The CIMTrajectoryForDQN inherits from Trajectory function and implements methods to be used as callbacks in the roll-out loop. In this example,

  • get_state converts environment observations to state vectors that encode temporal and spatial information. The temporal information includes relevant port and vessel information, such as shortage and remaining space, over the past k days (here k = 7). The spatial information includes features of the downstream ports.

  • get_action converts agents’ output (an integer that maps to a percentage of containers to be loaded to or unloaded from the vessel) to action objects that can be executed by the environment.

  • get_offline_reward computes the reward of a given action as a linear combination of fulfillment and shortage within a future time frame.

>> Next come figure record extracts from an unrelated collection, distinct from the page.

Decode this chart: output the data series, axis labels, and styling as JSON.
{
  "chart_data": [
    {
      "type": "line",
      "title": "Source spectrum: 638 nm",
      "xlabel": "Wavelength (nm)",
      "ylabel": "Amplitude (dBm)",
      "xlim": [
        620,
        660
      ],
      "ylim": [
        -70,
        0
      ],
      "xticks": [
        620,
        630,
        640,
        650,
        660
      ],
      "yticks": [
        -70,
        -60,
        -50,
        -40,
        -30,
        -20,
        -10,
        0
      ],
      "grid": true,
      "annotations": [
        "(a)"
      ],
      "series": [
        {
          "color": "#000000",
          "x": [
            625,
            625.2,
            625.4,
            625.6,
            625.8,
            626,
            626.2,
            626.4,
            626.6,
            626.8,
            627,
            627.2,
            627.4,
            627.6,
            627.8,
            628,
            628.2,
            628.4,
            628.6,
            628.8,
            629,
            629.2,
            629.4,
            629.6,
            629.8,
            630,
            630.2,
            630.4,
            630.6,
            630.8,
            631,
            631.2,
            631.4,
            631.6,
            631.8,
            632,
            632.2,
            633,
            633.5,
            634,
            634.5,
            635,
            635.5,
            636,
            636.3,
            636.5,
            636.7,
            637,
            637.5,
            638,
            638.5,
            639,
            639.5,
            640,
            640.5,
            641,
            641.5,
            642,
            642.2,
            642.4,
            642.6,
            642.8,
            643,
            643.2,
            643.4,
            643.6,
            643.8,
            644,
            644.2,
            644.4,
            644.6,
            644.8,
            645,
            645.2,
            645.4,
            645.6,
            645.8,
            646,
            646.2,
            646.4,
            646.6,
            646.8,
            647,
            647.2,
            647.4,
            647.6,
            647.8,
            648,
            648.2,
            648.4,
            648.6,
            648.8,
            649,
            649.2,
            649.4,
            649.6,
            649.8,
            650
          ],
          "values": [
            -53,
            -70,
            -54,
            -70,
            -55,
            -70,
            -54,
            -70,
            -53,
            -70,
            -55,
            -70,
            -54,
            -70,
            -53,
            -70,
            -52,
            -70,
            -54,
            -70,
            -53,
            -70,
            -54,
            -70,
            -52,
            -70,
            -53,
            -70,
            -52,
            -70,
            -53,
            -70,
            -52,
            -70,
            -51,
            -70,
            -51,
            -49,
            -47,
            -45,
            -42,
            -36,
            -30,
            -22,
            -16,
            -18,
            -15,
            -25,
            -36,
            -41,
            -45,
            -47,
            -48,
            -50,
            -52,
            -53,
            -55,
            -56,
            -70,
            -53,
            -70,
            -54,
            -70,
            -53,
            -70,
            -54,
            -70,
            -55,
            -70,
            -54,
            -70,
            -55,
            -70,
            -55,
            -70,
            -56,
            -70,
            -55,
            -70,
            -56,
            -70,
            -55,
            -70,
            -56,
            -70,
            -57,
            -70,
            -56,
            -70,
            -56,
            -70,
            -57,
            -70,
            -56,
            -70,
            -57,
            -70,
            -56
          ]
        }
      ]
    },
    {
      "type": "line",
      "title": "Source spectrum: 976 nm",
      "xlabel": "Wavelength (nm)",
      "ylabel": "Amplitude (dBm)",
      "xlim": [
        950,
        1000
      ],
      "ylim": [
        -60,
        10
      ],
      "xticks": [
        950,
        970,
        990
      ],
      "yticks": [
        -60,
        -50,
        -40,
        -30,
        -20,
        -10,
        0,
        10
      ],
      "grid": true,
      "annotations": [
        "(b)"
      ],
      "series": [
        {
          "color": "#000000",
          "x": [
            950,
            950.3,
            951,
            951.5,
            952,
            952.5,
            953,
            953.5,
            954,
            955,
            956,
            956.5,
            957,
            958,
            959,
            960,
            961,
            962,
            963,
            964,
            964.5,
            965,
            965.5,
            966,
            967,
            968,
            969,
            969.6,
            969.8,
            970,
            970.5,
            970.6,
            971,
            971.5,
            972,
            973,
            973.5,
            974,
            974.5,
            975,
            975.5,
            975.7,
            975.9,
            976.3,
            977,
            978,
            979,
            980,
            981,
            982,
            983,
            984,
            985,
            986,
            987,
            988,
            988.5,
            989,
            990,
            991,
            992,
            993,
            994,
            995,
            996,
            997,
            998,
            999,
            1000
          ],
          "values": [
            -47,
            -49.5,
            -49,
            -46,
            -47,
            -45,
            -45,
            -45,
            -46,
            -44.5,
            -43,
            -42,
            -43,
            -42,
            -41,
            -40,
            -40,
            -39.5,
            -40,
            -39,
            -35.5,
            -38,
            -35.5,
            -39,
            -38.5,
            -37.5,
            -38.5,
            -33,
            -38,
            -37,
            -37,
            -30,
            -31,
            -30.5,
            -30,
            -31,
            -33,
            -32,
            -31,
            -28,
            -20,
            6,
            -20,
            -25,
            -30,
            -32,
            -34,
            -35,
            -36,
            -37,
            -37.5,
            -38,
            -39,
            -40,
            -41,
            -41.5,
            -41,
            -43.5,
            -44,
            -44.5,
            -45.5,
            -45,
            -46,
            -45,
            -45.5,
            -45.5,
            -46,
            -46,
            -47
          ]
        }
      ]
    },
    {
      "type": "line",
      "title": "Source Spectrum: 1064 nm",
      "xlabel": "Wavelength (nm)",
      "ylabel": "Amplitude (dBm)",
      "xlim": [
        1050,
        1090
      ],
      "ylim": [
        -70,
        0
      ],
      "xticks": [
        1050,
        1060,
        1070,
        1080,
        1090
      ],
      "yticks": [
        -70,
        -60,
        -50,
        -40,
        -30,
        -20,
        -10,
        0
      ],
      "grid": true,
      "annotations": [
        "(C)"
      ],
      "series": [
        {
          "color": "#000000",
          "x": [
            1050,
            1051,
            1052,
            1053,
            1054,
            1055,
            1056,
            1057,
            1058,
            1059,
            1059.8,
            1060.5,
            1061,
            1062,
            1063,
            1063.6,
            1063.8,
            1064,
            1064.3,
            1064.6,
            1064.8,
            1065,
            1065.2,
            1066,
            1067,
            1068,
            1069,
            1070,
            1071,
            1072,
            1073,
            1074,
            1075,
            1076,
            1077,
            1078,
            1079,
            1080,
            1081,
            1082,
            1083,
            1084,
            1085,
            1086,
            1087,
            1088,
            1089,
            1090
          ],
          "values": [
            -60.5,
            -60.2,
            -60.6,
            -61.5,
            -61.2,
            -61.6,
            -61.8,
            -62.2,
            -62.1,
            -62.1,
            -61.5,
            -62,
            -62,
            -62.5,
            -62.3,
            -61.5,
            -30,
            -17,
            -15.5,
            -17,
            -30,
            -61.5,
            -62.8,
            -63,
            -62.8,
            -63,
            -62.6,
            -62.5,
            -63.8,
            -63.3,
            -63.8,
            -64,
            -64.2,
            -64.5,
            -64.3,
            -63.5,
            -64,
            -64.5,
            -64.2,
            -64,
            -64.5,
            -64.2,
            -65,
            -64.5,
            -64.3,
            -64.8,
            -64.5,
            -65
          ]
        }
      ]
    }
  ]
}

  • on_finish processes a complete trajectory into data that can be used directly by the learning agents.

Agent

The out-of-the-box DQN is used as our agent.

Training

The distributed training consists of one learner process and multiple actor processes. The learner optimizes the policy by collecting roll-out data from the actors to train the underlying agents.

The actor process must create a roll-out executor for performing the requested roll-outs, which means that the the environment simulator and shapers should be created here. In this example, inference is performed on the actor’s side, so a set of DQN agents must be created in order to load the models (and exploration parameters) from the learner.

The learner’s side requires a concrete learner class that inherits from AbsLearner and implements the run method which contains the main training loop. Here the implementation is similar to the single-threaded version except that the collect method is used to obtain roll-out data from the actors (since the roll-out executors are located on the actors’ side). The agents created here are where training occurs and hence always contains the latest policies.

Note

All related code snippets are supported in maro playground.